The members of the expedition party from the Orion Arm were all in full agreement: they had not chosen this destination. It had been fed to them as Bose network coordinates, derived from the log of the Chism Polypheme’s ship. When they arrived at an obviously dead system, everyone said, Oh, that’s so typical of a Polypheme. It lied, they always lie. But suppose that the Polypheme had lied, and at the same time told the truth? Then in that case the stellar system to which they had come was both the wrong place to find the Marglotta home world, and at the same time the right place.

E.C. could live with that notion. When the Tally-ho pulled away from its docking he knew exactly where he wanted to go. Of course, he would eventually head for the edge of the dark zone, just as he had said he would, and hope in that way to arrive at the world of the Marglotta. Before taking his leave, however, there were points of interest right here in this system.

One of them was Iceworld, but Professor Lang had already staked her claim to that. Tally had read every report beamed back from the Savior, and he questioned Lang’s assessment that no matter what had been done to it recently, the big, hollow world had begun as a Builder artifact.

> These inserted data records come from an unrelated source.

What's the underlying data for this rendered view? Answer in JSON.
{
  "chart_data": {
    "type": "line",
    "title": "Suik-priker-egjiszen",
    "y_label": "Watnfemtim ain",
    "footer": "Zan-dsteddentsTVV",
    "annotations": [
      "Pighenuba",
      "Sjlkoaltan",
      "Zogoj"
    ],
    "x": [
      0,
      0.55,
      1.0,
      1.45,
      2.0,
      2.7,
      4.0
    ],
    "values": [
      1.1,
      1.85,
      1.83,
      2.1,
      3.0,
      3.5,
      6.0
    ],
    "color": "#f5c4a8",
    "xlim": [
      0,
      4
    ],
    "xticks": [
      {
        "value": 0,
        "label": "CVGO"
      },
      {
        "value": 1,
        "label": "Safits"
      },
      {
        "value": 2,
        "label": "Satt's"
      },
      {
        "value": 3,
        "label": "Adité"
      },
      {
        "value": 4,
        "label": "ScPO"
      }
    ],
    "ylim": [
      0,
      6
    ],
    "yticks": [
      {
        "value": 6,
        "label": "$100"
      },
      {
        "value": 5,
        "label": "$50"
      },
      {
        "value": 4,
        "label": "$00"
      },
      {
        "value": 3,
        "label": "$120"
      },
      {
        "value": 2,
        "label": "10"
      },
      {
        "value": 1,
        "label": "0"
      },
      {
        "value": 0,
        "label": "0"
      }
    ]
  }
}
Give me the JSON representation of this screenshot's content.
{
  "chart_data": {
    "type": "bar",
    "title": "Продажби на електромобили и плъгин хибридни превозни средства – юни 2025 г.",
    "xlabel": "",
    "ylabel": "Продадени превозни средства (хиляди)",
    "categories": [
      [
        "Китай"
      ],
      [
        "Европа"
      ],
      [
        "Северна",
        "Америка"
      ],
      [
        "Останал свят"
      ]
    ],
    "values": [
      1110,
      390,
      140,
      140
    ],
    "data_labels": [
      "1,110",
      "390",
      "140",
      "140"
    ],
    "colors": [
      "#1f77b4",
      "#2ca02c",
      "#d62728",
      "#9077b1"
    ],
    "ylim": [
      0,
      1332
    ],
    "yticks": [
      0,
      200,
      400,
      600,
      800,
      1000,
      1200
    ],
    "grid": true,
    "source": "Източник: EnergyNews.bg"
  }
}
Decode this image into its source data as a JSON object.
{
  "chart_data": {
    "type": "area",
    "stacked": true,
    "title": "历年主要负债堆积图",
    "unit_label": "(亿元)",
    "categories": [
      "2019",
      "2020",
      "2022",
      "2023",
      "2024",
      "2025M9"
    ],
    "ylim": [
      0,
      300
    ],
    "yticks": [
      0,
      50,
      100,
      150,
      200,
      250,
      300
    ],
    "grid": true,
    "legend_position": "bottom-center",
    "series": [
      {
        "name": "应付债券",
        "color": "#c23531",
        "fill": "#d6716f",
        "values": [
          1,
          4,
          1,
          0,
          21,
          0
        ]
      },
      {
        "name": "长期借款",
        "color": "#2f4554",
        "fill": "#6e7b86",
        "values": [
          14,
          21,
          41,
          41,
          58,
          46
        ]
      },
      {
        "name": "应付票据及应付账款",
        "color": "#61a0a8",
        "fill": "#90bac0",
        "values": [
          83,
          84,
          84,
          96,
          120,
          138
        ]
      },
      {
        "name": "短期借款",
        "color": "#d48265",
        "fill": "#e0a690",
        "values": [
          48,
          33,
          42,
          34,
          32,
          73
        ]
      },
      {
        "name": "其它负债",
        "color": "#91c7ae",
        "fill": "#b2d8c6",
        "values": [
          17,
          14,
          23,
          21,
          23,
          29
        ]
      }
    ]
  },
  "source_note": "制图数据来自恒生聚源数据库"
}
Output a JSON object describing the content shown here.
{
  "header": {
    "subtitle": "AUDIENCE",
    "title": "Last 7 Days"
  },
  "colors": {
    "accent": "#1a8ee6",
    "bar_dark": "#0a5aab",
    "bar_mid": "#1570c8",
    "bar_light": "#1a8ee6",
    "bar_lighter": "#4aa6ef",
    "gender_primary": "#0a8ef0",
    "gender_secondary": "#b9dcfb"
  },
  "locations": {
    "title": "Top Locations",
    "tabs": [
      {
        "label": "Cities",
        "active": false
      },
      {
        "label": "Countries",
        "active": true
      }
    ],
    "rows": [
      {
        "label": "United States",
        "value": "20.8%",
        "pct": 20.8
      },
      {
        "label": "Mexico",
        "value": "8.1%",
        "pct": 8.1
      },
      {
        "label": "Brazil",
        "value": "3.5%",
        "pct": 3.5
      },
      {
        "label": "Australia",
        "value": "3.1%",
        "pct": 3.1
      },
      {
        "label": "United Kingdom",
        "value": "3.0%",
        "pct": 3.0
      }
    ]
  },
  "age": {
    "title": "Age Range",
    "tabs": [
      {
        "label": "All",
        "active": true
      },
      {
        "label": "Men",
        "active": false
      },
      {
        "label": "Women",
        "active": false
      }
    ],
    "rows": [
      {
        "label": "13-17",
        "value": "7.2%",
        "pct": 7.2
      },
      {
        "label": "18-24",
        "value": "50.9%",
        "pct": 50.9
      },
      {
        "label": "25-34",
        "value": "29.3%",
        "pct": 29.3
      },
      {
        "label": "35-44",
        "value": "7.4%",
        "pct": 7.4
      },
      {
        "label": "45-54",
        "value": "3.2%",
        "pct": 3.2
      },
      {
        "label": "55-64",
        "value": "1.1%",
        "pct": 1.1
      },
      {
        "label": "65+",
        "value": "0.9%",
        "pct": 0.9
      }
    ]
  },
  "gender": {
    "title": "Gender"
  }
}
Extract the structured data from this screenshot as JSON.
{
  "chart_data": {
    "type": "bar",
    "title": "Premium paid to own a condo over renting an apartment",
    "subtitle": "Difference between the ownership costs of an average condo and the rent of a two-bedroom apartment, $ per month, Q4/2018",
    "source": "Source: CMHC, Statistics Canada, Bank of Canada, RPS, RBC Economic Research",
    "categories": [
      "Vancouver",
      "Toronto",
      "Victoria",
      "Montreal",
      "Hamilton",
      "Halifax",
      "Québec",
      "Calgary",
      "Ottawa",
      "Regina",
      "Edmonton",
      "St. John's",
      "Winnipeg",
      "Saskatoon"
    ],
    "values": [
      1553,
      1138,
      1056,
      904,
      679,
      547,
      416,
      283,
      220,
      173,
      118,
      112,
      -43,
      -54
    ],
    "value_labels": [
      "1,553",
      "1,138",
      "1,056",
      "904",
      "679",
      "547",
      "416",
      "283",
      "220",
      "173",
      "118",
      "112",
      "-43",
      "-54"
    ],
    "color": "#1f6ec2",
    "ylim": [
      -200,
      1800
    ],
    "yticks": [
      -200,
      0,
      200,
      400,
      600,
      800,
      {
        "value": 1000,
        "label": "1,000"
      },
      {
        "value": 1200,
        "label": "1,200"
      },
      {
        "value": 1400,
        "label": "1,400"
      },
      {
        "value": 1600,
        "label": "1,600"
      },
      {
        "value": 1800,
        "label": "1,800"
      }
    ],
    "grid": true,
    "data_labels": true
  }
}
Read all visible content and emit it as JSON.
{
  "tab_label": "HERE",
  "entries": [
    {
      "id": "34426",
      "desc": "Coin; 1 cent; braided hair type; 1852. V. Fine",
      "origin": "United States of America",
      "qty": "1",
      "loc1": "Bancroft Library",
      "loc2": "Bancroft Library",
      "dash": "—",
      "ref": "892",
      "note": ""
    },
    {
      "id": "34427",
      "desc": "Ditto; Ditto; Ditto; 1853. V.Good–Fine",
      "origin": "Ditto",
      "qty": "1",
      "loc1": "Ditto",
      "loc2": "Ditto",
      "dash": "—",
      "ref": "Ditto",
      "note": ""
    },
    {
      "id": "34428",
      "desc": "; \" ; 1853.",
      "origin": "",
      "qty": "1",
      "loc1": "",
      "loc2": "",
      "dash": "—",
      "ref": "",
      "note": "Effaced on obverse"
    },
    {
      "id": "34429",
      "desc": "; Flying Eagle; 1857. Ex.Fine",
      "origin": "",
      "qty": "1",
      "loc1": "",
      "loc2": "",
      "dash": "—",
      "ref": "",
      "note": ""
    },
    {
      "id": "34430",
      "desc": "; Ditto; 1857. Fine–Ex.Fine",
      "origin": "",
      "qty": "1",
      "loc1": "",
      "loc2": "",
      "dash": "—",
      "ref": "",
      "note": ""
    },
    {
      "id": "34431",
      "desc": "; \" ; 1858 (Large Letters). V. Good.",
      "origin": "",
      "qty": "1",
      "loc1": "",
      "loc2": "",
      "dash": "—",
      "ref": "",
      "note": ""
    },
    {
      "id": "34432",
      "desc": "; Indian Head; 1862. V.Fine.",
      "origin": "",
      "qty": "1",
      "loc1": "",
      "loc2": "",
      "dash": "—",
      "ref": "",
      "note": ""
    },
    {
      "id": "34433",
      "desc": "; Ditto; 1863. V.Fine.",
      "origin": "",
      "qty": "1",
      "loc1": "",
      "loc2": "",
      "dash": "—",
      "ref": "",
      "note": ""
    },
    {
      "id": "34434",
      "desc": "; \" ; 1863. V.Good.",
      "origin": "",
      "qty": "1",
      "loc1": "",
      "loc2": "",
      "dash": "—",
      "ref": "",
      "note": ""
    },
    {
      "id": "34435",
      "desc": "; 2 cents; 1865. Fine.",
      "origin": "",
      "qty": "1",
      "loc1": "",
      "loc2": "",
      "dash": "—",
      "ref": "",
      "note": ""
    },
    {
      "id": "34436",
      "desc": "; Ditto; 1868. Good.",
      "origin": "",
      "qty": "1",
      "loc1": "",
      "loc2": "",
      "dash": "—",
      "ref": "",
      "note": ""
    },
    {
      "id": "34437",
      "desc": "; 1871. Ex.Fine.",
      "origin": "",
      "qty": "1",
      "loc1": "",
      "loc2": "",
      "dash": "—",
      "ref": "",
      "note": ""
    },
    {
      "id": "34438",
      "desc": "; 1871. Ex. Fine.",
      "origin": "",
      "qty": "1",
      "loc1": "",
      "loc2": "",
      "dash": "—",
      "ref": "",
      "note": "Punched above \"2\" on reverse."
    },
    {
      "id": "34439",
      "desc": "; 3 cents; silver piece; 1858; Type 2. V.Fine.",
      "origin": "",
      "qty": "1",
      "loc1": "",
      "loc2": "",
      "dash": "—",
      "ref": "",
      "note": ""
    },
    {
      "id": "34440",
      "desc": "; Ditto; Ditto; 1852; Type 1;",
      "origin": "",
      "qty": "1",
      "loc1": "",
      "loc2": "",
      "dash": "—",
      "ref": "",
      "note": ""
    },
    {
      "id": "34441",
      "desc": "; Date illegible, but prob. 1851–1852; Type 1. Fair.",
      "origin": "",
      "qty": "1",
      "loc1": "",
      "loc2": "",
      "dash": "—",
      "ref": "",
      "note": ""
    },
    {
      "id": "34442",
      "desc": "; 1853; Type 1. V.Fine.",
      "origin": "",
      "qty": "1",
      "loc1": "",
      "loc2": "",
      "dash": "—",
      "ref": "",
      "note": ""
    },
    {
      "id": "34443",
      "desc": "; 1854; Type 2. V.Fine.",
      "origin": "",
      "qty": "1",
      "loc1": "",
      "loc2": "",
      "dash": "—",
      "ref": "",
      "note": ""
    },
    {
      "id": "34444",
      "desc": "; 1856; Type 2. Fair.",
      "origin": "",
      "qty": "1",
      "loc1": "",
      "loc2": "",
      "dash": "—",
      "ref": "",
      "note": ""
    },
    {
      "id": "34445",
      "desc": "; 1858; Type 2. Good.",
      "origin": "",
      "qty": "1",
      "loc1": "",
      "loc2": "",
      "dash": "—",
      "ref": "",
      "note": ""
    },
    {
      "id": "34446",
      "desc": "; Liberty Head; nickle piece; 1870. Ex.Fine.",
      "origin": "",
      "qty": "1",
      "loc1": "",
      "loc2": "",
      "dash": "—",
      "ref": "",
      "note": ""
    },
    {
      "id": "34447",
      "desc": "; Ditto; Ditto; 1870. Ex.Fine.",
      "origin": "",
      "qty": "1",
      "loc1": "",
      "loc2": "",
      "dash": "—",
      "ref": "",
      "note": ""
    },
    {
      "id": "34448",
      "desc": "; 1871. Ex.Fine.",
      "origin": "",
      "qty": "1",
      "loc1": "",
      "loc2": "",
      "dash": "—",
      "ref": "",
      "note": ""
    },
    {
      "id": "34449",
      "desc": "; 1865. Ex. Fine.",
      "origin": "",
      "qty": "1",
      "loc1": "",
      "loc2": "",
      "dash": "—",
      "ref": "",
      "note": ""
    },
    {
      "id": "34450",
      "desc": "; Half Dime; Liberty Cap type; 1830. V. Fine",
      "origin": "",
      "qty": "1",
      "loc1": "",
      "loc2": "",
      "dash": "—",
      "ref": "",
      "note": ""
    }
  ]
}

Unlike everyone else on the Pride of Orion, he did not reject Darya Lang’s idea of a second super-race (perhaps a race of computers?). But didn’t it then make sense that they, rather than the Builders, had created Iceworld?

If so, the rest of the system was wide open as a possible hiding place for real Builder artifacts. Tally, after analysis that would have taken any human a million years of calculation, had a candidate.

His conversation with Julian Graves on the subject had been less than satisfactory.

* * *

“This body.” E.C. Tally indicated on a whole-system display a medium-sized planetoid moving in an orbit far out from the dark star that formed the center of the gravitating set of worlds.

“What about it?” Julian Graves glared at the insignificant object, his great bald brow furrowed with impatience or suspicion. Sometimes Tally wondered if Graves approved of embodied computers. “I’ve never seen a more average lump of rock.”

“Councilor, it doesn’t rotate.”

“I can see that. But it’s very common for planets and moons not to rotate. They become tidally locked to some other body.”

“Tidally locked bodies do rotate. They turn so that they always present the same face to the parent, which means their day is the same as their year. But they rotate. Everything rotates, everything in the universe: electrons, protons, atoms, molecules, moons, planets, stars, gas clouds, galaxies—everything but that planetoid in the display.”

“Let me see the data.” Julian Graves stared at the screen filled with numbers provided by E.C. and went silent for half a minute.